Steve bought this rusty old thing last week.  It is a head chute for cattle, and apparantly, with the exception of the rust, it is in excellent condition.  And apparantly it will eventually work wonders and make our lives much easier.... but not lying on the ground.  We gotta get it properly installed first.

The first step is to dig a big hole using this post hole digger on the back of the tractor.

The hydraulic digger on the tractor made this hole, but then we had to dig it deeper and deeper with the manuel digger. 

Then we had to drag this massive post, drop it in the hole, and pack the dirt all around it. 

The entire process.... the digging, the dragging, the lifting, the packing... was repeated for the second post. 

Steve did some measuring and decided that the first post on which we spent an hour of hard physical labor, was crooked.  It needed to be lined up just so, and we were slightly off.  So, to my dismay, he hooked it to the tractor and pulled it right back out of that hole we had just filled in! Noooooooooo......

I was slightly upset to have to dig the same hole and reset the same post AGAIN!

Eventually we managed to finish.  They were lined up perfectly and ready for the head gate.

This friendly black cow stepped out of the barn to check things out.

She stood there, surveying the situation, and letting us rub her back and belly.  She's a total pet.... she's a holstein cross that we plan to sell eventually. 

We always have fun with her because she's so tame.

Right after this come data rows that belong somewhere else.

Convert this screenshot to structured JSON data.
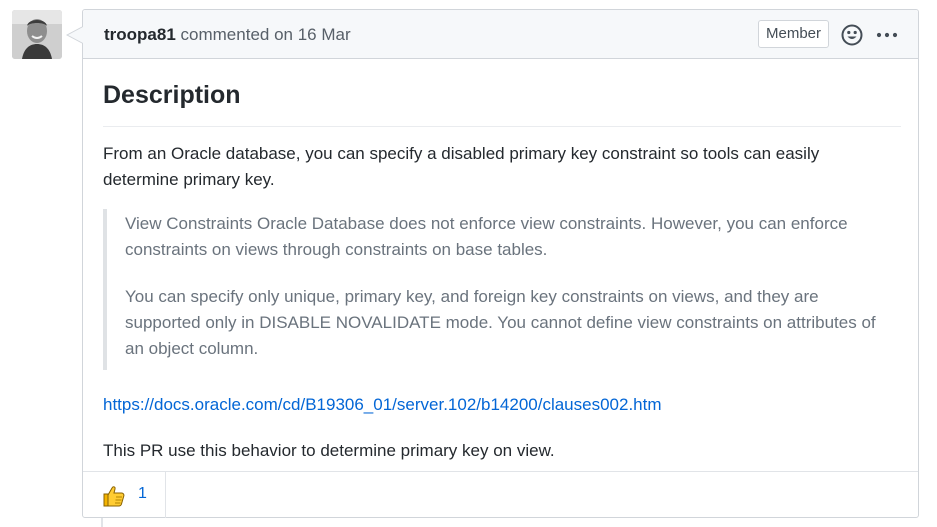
{
  "comment": {
    "author": "troopa81",
    "action": "commented on 16 Mar",
    "badge": "Member",
    "heading": "Description",
    "intro": "From an Oracle database, you can specify a disabled primary key constraint so tools can easily determine primary key.",
    "quote": [
      "View Constraints Oracle Database does not enforce view constraints. However, you can enforce constraints on views through constraints on base tables.",
      "You can specify only unique, primary key, and foreign key constraints on views, and they are supported only in DISABLE NOVALIDATE mode. You cannot define view constraints on attributes of an object column."
    ],
    "link": "https://docs.oracle.com/cd/B19306_01/server.102/b14200/clauses002.htm",
    "closing": "This PR use this behavior to determine primary key on view."
  },
  "reactions": [
    {
      "icon": "thumbs-up-icon",
      "count": "1"
    }
  ],
  "icons": {
    "emoji": "smiley-icon",
    "more": "kebab-horizontal-icon"
  },
  "colors": {
    "link": "#0366d6",
    "border": "#d1d5da",
    "header_bg": "#f6f8fa",
    "quote_text": "#6a737d"
  }
}
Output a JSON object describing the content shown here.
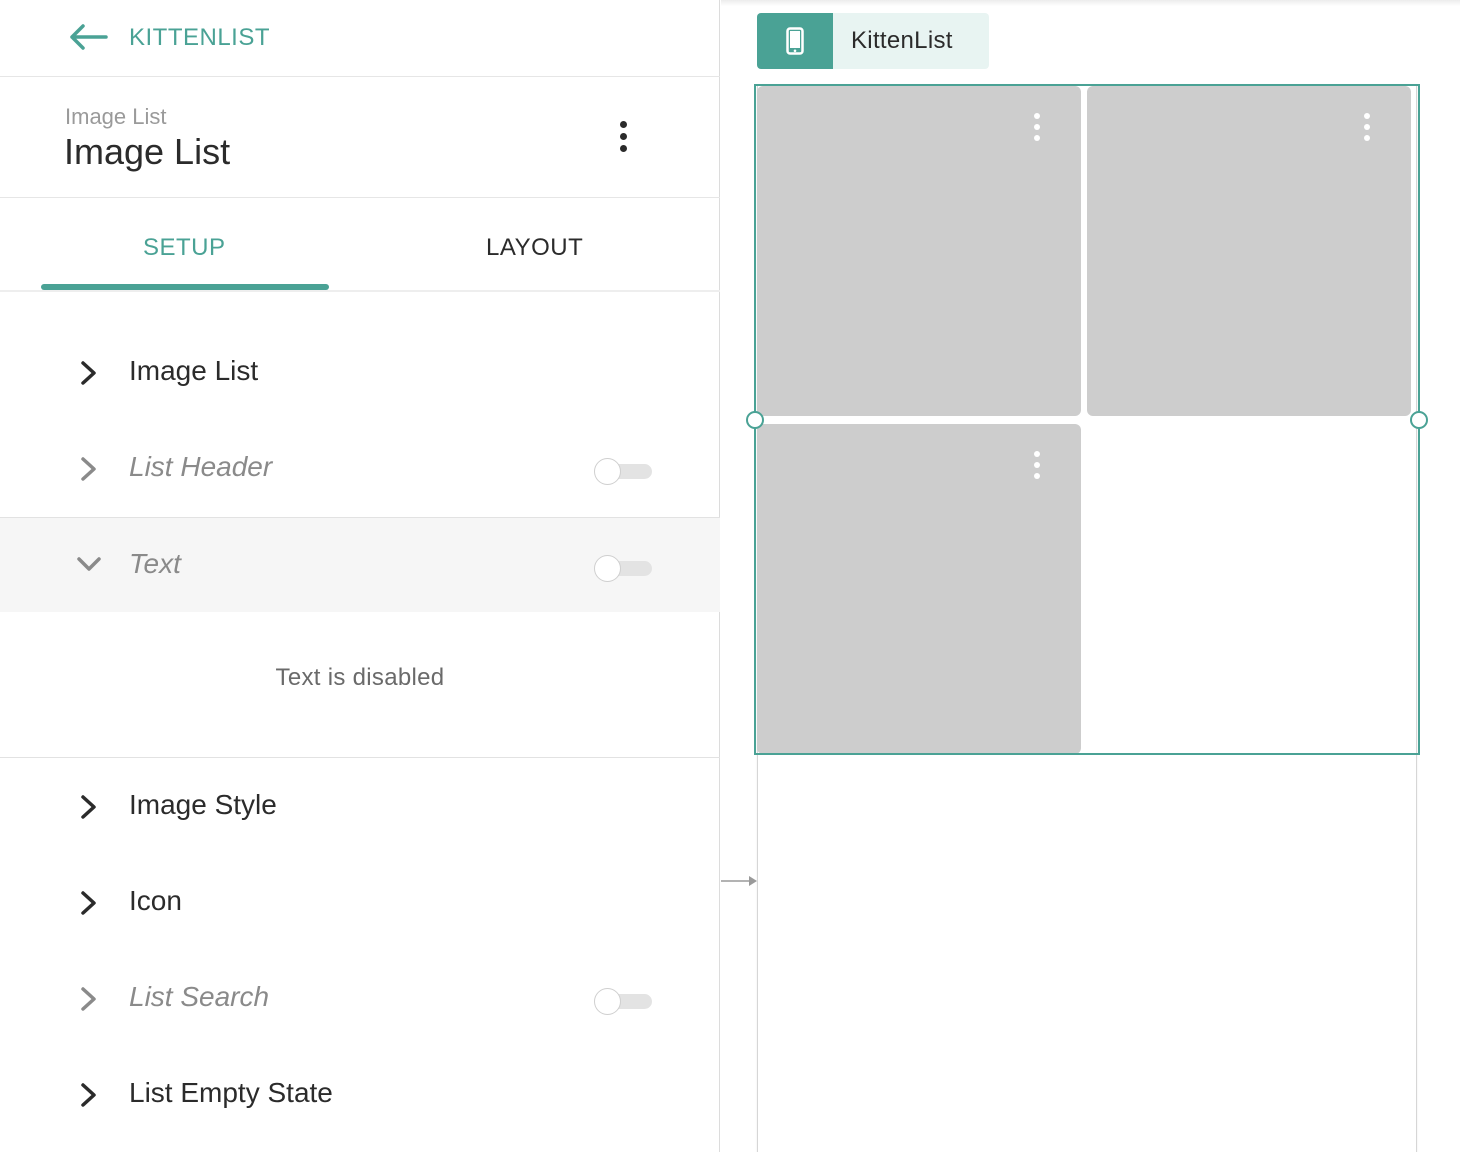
{
  "app": {
    "back_label": "KITTENLIST",
    "accent_color": "#4aa295"
  },
  "header": {
    "subtitle": "Image List",
    "title": "Image List",
    "menu_icon": "kebab-vertical-icon"
  },
  "tabs": [
    {
      "label": "SETUP",
      "active": true
    },
    {
      "label": "LAYOUT",
      "active": false
    }
  ],
  "sections": [
    {
      "label": "Image List",
      "expanded": false,
      "has_toggle": false
    },
    {
      "label": "List Header",
      "expanded": false,
      "has_toggle": true,
      "toggle_on": false
    },
    {
      "label": "Text",
      "expanded": true,
      "has_toggle": true,
      "toggle_on": false
    },
    {
      "label": "Image Style",
      "expanded": false,
      "has_toggle": false
    },
    {
      "label": "Icon",
      "expanded": false,
      "has_toggle": false
    },
    {
      "label": "List Search",
      "expanded": false,
      "has_toggle": true,
      "toggle_on": false
    },
    {
      "label": "List Empty State",
      "expanded": false,
      "has_toggle": false
    }
  ],
  "text_section": {
    "disabled_message": "Text is disabled"
  },
  "preview": {
    "screen_label": "KittenList",
    "screen_icon": "mobile-phone-icon",
    "tiles": [
      {
        "menu_icon": "kebab-vertical-icon"
      },
      {
        "menu_icon": "kebab-vertical-icon"
      },
      {
        "menu_icon": "kebab-vertical-icon"
      }
    ]
  }
}
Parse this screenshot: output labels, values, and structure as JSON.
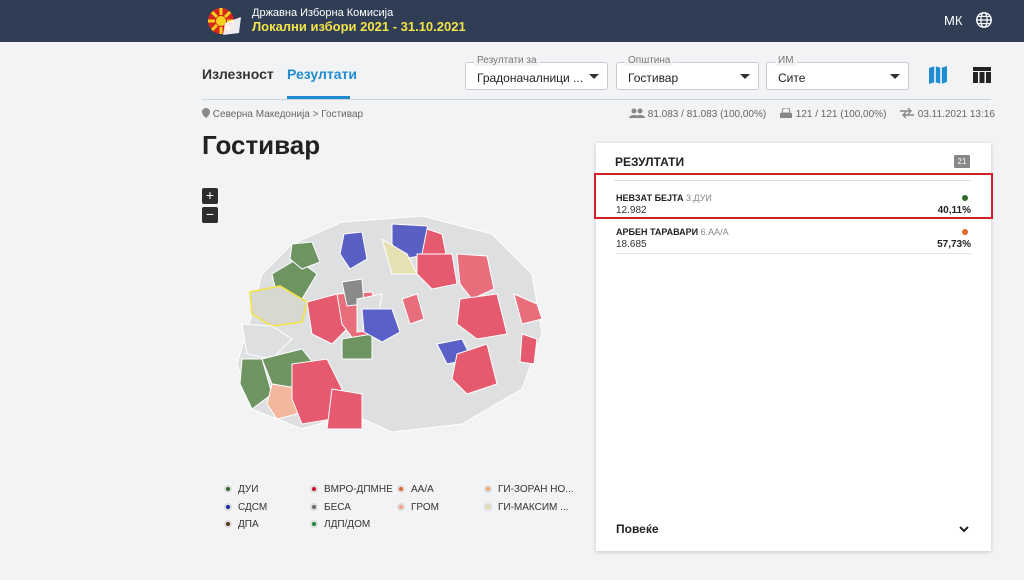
{
  "header": {
    "org": "Државна Изборна Комисија",
    "election": "Локални избори 2021 - 31.10.2021",
    "lang": "МК",
    "logo_icon": "sun-flag-logo",
    "globe_icon": "globe-icon"
  },
  "tabs": [
    {
      "label": "Излезност",
      "active": false
    },
    {
      "label": "Резултати",
      "active": true
    }
  ],
  "filters": [
    {
      "label": "Резултати за",
      "value": "Градоначалници ..."
    },
    {
      "label": "Општина",
      "value": "Гостивар"
    },
    {
      "label": "ИМ",
      "value": "Сите"
    }
  ],
  "view_icons": [
    "map-icon",
    "table-icon"
  ],
  "breadcrumb": {
    "root": "Северна Македонија",
    "sep": ">",
    "current": "Гостивар"
  },
  "stats": {
    "voters": "81.083 / 81.083 (100,00%)",
    "stations": "121 / 121 (100,00%)",
    "updated": "03.11.2021 13:16"
  },
  "page_title": "Гостивар",
  "zoom": {
    "in": "+",
    "out": "−"
  },
  "legend": [
    {
      "name": "ДУИ",
      "color": "#2e6b2a"
    },
    {
      "name": "ВМРО-ДПМНЕ",
      "color": "#c8102e"
    },
    {
      "name": "АА/А",
      "color": "#e06a2b"
    },
    {
      "name": "ГИ-ЗОРАН НО...",
      "color": "#f2a477"
    },
    {
      "name": "СДСМ",
      "color": "#1b2aa8"
    },
    {
      "name": "БЕСА",
      "color": "#6b6b6b"
    },
    {
      "name": "ГРОМ",
      "color": "#f3a27c"
    },
    {
      "name": "ГИ-МАКСИМ ...",
      "color": "#e8e0a8"
    },
    {
      "name": "ДПА",
      "color": "#5a3a1e"
    },
    {
      "name": "ЛДП/ДОМ",
      "color": "#1c8a3c"
    }
  ],
  "results": {
    "title": "РЕЗУЛТАТИ",
    "count": "21",
    "candidates": [
      {
        "name": "НЕВЗАТ БЕЈТА",
        "party": "3.ДУИ",
        "votes": "12.982",
        "pct": "40,11%",
        "color": "#2e6b2a",
        "highlighted": true
      },
      {
        "name": "АРБЕН ТАРАВАРИ",
        "party": "6.АА/А",
        "votes": "18.685",
        "pct": "57,73%",
        "color": "#e06a2b",
        "highlighted": false
      }
    ],
    "more": "Повеќе"
  }
}
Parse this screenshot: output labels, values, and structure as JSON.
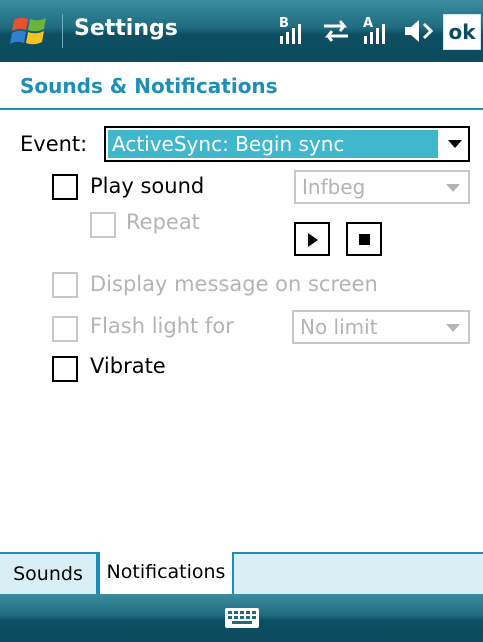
{
  "titlebar": {
    "title": "Settings",
    "ok_label": "ok",
    "icons": [
      "windows-start-icon",
      "signal-b-icon",
      "sync-arrows-icon",
      "signal-a-icon",
      "speaker-icon"
    ]
  },
  "header": {
    "title": "Sounds & Notifications"
  },
  "event": {
    "label": "Event:",
    "value": "ActiveSync: Begin sync"
  },
  "options": {
    "play_sound": {
      "label": "Play sound",
      "sound_value": "Infbeg"
    },
    "repeat": {
      "label": "Repeat"
    },
    "display_message": {
      "label": "Display message on screen"
    },
    "flash_light": {
      "label": "Flash light for",
      "duration_value": "No limit"
    },
    "vibrate": {
      "label": "Vibrate"
    }
  },
  "tabs": [
    {
      "label": "Sounds"
    },
    {
      "label": "Notifications"
    }
  ],
  "bottombar": {
    "icon": "keyboard-icon"
  },
  "colors": {
    "accent": "#1e8fb4",
    "selection": "#3fb7cc",
    "bar": "#1f6a7e"
  }
}
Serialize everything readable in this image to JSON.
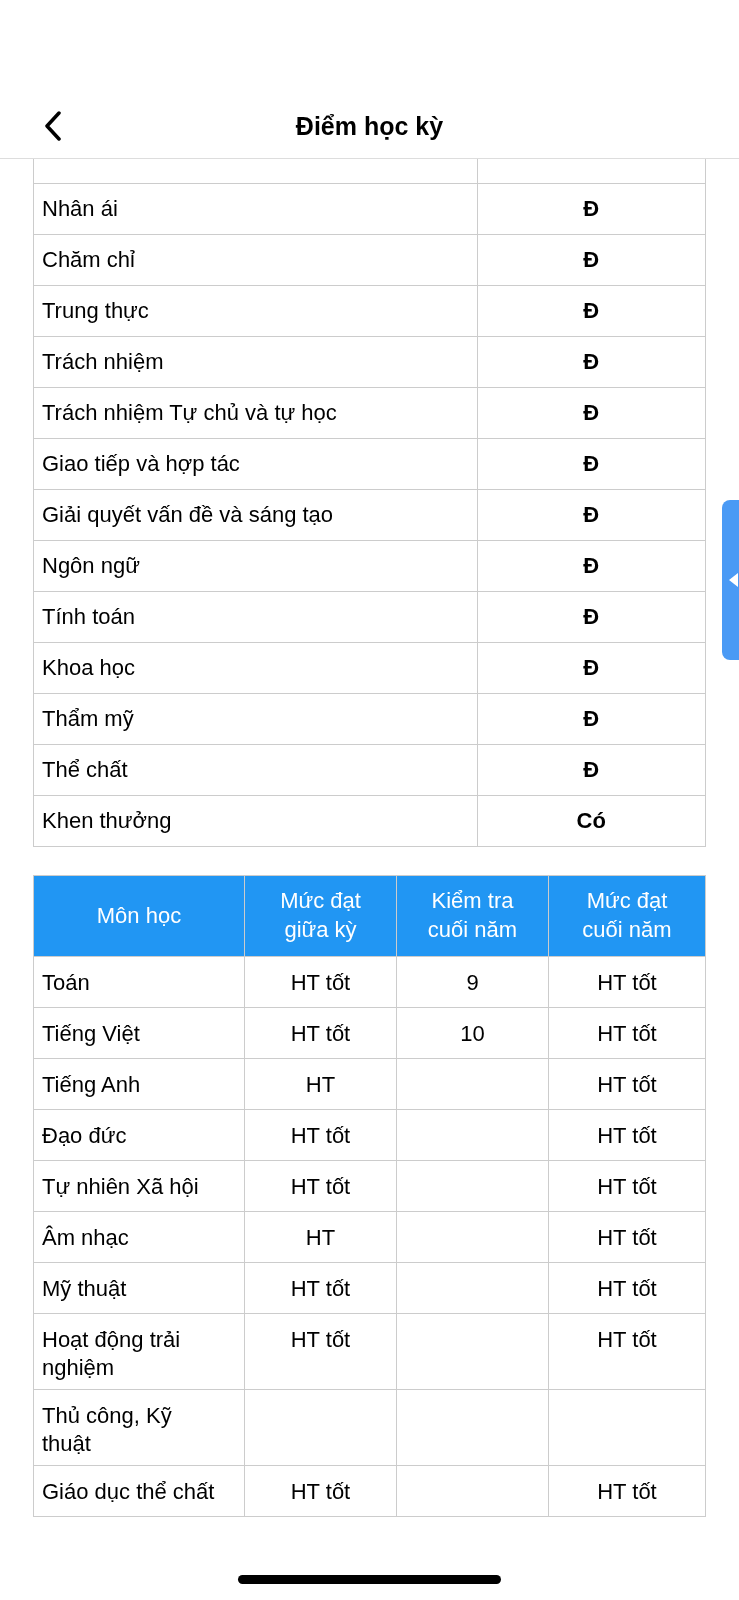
{
  "header": {
    "title": "Điểm học kỳ"
  },
  "qualities": [
    {
      "name": "Nhân ái",
      "value": "Đ"
    },
    {
      "name": "Chăm chỉ",
      "value": "Đ"
    },
    {
      "name": "Trung thực",
      "value": "Đ"
    },
    {
      "name": "Trách nhiệm",
      "value": "Đ"
    },
    {
      "name": "Trách nhiệm Tự chủ và tự học",
      "value": "Đ"
    },
    {
      "name": "Giao tiếp và hợp tác",
      "value": "Đ"
    },
    {
      "name": "Giải quyết vấn đề và sáng tạo",
      "value": "Đ"
    },
    {
      "name": "Ngôn ngữ",
      "value": "Đ"
    },
    {
      "name": "Tính toán",
      "value": "Đ"
    },
    {
      "name": "Khoa học",
      "value": "Đ"
    },
    {
      "name": "Thẩm mỹ",
      "value": "Đ"
    },
    {
      "name": "Thể chất",
      "value": "Đ"
    },
    {
      "name": "Khen thưởng",
      "value": "Có"
    }
  ],
  "grades": {
    "columns": [
      "Môn học",
      "Mức đạt giữa kỳ",
      "Kiểm tra cuối năm",
      "Mức đạt cuối năm"
    ],
    "rows": [
      [
        "Toán",
        "HT tốt",
        "9",
        "HT tốt"
      ],
      [
        "Tiếng Việt",
        "HT tốt",
        "10",
        "HT tốt"
      ],
      [
        "Tiếng Anh",
        "HT",
        "",
        "HT tốt"
      ],
      [
        "Đạo đức",
        "HT tốt",
        "",
        "HT tốt"
      ],
      [
        "Tự nhiên Xã hội",
        "HT tốt",
        "",
        "HT tốt"
      ],
      [
        "Âm nhạc",
        "HT",
        "",
        "HT tốt"
      ],
      [
        "Mỹ thuật",
        "HT tốt",
        "",
        "HT tốt"
      ],
      [
        "Hoạt động trải nghiệm",
        "HT tốt",
        "",
        "HT tốt"
      ],
      [
        "Thủ công, Kỹ thuật",
        "",
        "",
        ""
      ],
      [
        "Giáo dục thể chất",
        "HT tốt",
        "",
        "HT tốt"
      ]
    ]
  }
}
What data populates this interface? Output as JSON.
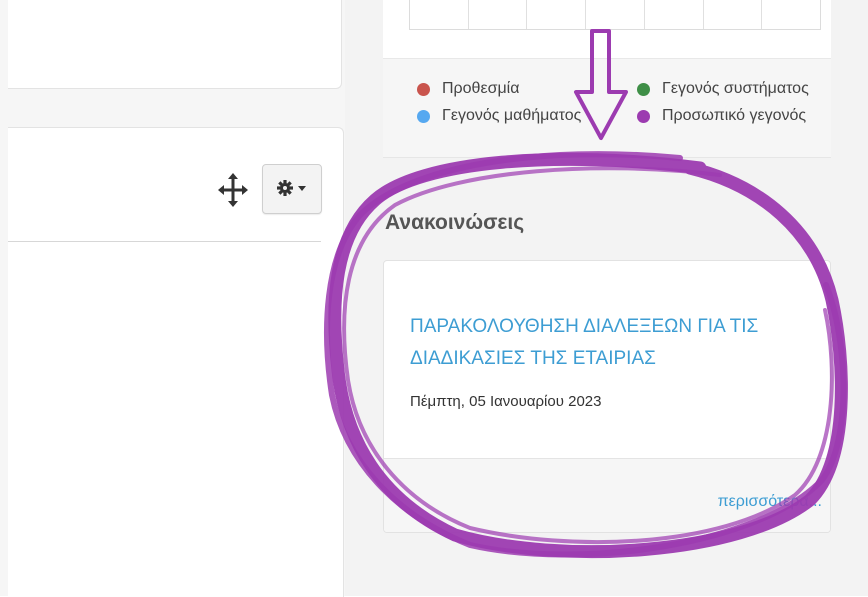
{
  "legend": [
    {
      "label": "Προθεσμία",
      "color": "#c9544d"
    },
    {
      "label": "Γεγονός συστήματος",
      "color": "#3f8f47"
    },
    {
      "label": "Γεγονός μαθήματος",
      "color": "#56a8f0"
    },
    {
      "label": "Προσωπικό γεγονός",
      "color": "#9c3bb0"
    }
  ],
  "announcements": {
    "heading": "Ανακοινώσεις",
    "title_line1": "ΠΑΡΑΚΟΛΟΥΘΗΣΗ ΔΙΑΛΕΞΕΩΝ ΓΙΑ ΤΙΣ",
    "title_line2": "ΔΙΑΔΙΚΑΣΙΕΣ ΤΗΣ ΕΤΑΙΡΙΑΣ",
    "date": "Πέμπτη, 05 Ιανουαρίου 2023",
    "more_link": "περισσότερα..."
  },
  "icons": {
    "move": "move-icon",
    "gear": "gear-icon",
    "caret": "caret-down-icon",
    "arrow_annotation": "arrow-annotation",
    "circle_annotation": "circle-annotation"
  },
  "colors": {
    "link": "#3d9dd3",
    "annotation": "#9c3bb0"
  }
}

She checked everything out, then she started licking Steve's arm. 

Back to work.....

The EXTREMELY heavy head gate is then lifted into an upright position and bolted onto our two posts.

So eventually when we're all finished, we'll be able to herd the cattle from the barn, through this gate, then to the new head gate. 

They'll stick their heads in here, and the gate will close tightly.  Then we'll be able to work on them... vaccinating them, worming them, dehorning, castrating... whatever needs done.  Steve says this system will ultimately save us hours of time in working the cattle.

It was a HARD day's work. 

Saturday, August 7, 2010

Road trip to visit family

I just got back from a little road trip.  I went to Hartville, Ohio with my brother, Josh and my mom to visit family.  For whatever the reason, we don't visit often enough.  My mom had 10 brothers and sisters and half of them are now gone.  My mom will be 78 in December.  Life is short.  Why don't we spend more time with those we love?

This is a Nichols family reunion photo which was taken about 6 or 8 years ago.  From left front:  Uncle Kenny;  Uncle Jack (RIP);  Aunt Pat (RIP);  Aunt Evelyn (RIP).  Back row:  Aunt Barbara; Uncle Gary; Aunt Berdeal; Uncle Don; Mom; Dad (RIP); Aunt Lue (RIP);  Uncle Howard;  Aunt Mary;  Uncle Boyd (RIP).

So we took mom to visit her little brother... my Uncle Kenny.  He's been confined to a wheel chair for 20 years from injuries received in a motorcyle accident.  He is paralyzed from the waist down. He is an AWESOME guy! 

I love this picture.... Uncle Kenny is laughing so hard at a comment someone made.  I have no idea what was said, but I love his laugh.  He laughs all over and with so much expression!

Here he is looking at pictures of his only granddaughter.

Here my brother Josh shares funny stories with Uncle Kenny.  

We had a good visit with Uncle Kenny and his wife Connie.